Hackers.

There is no doubt that the media twisted the real meaning of hacking over the years. It's sad that many are under it's stigma, when the opposite is far closer to reality. I think it's safe to say that the perception of hackers in the average mind is severely twisted, and close to schizophrenic in the eyes of law enforcement. When looking back through the years and comparing it to the present day, not much has changed about this overall perception.

Kevin Mitnick is officially allowed to hack again this year, Gary McKinnon -the NASA hacker- will get his trial this Wednesday and is probably being prosecuted for having an over-imaginative brain, considering his quest for free energy. His crime is that of curiosity, as the Mentor would say some odd years ago.

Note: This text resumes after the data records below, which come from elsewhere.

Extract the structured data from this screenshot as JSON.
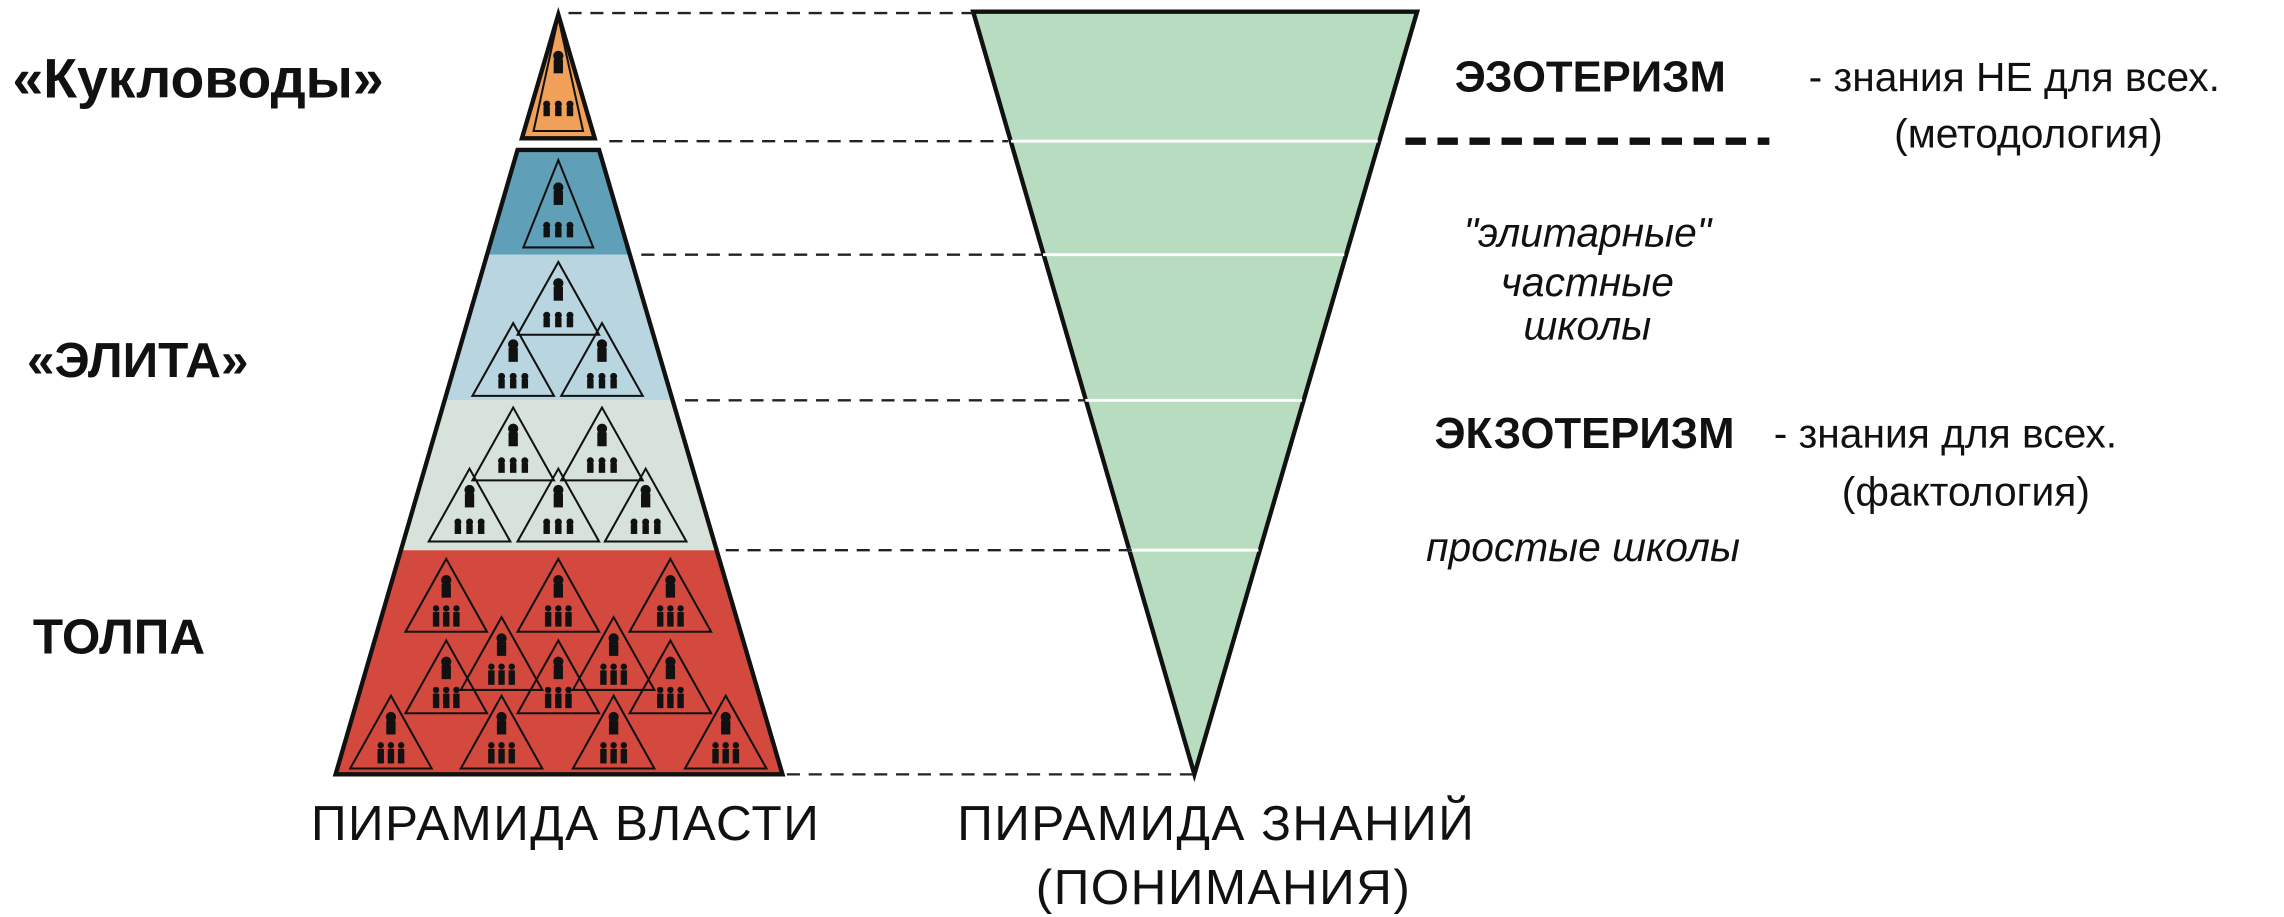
{
  "left_labels": [
    "«Кукловоды»",
    "«ЭЛИТА»",
    "ТОЛПА"
  ],
  "power_pyramid": {
    "caption": "ПИРАМИДА ВЛАСТИ"
  },
  "knowledge_pyramid": {
    "caption": [
      "ПИРАМИДА ЗНАНИЙ",
      "(ПОНИМАНИЯ)"
    ]
  },
  "esoteric": {
    "term": "ЭЗОТЕРИЗМ",
    "description": [
      "- знания НЕ для всех.",
      "(методология)"
    ]
  },
  "elite_schools": [
    "\"элитарные\"",
    "частные",
    "школы"
  ],
  "exoteric": {
    "term": "ЭКЗОТЕРИЗМ",
    "description": [
      "- знания для всех.",
      "(фактология)"
    ]
  },
  "simple_schools": "простые школы"
}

While on the other hand the New Zealands law-enforcement helps it's local Bot-herder, and is hailed as a botnet wizard. His crime was not out of curiosity, his crime was writing botnet software to spam the shit out of innocent people. He contributed only havoc and is rewarded for it. But who am I to judge or to even point my finger? That is not my objective, I only find it ironic that humanity praises the criminals instead of curious people who only want to learn, that want to spread and share information.

Reverse Graffiti.

Most hackers I know about only contributed positively to security, because they are hackers and not criminals. They will spent countless hours to find flaws in your software for free. No questions asked. Some even show you where the problems are and sometimes propose a fix for it. And yet, most of the time they are being treated like scum for the very reason that they outsmarted you. Sometimes I compare hackers with whistle-blowers because of the fact that they work upon a risk-it-all basis. They face prosecution, ridicule, hatred and ignorance. And yet they get nothing in return, because they ask nothing in return. Their pay-off is the journey and the joy of skimming through endless lines of code, night after night determined to impose the possible upon the impossible. The best way to illustrate what hacking means to me, is the principle of reverse graffiti shown in the video's below. Reverse graffiti is the opposite of graffiti, but the effect is far more reaching in terms of making people aware of your thoughts and ideas in a harmless way, and sometimes motivates people through it.

The easy way.

This also brings me to another experience I had last month. I never gave it much thought but, once you are being asked to criminally hack something, how would you do it? Consider my question to you: I ask you, I want to criminally hack someone, where would you start? Since I never really got serious about that actually, I found myself pretty stumped at some point. It turns out that I would use social engineering to do it. And the reason is simple: it has the best time success ratio. I am fairly sure that I can get into any network solely using my mad e-mail cat skills. I am a developer and I create web software for quite some years. In all these years, I always contacted the hosting provider from a client of mine through e-mail. Turns out, that when you copy the name of the account owner as a bogus forwarded messages with your request to obtain FTP or administrator details, you always get it. Not once have I been rejected to those details. Sounds scary already? It certainly is.

For example:

Mr. Wiggum,





Mr. Burns said I could contact you regarding the login credentials,


can you send them back to me? Oh, and please also details for PhpMyAdmin!





Best regards,





R.





Begin forwarded message:





Date: Sat, 26 Jul 2008 01:28:27 -0400


From: "Mr.Burns" <monty.burns@simpsons.com>


To: <minime@gmail.com>


Subject: Re:login details www.example.com





Hi R,





You can ask my provider for the FTP details, I lost them in my nuclear power plant.


contact Mr Wiggum at: c.wiggum@provider.com





/Burns





>Hi Mr. Burns!


>In order to change your website, I need your FTP login credentials, can you send those to me?


>Cheers, R.

That is how my communication regularly flows. It looks authentic, but it's completely bogus and super easy to create yourself. You only need to know the name and email from the owner, it's help desk or their contact person. This would be my approach if someone wants to give me a million dollars to hack a big target. Sounds disappointing? it probably is. But in my imagination this executes flawlessly. No hard exploits, just asking someone for access. It shows that hacking is more about curiosity than it is to actually hack or harm someone. And that's why hacking hasn't anything to do with malicious activities unless you make the choice to use it for criminal activities. And when you do, I have no doubt in my mind that you will chose the most easiest way in doing so.

After thoughts.

Last week I found a old PDF set about the complete Intel 80x86 architecture, that has about 1500+ pages explaining all the internals in great depth. I am currently studying this paper. Not to create exploits or to hack some, but just because I love to learn and hopefully educate myself or someone else with that knowledge. And I guess that is the whole point about hacking all together: cleaning the dirt, instead of making it dirty.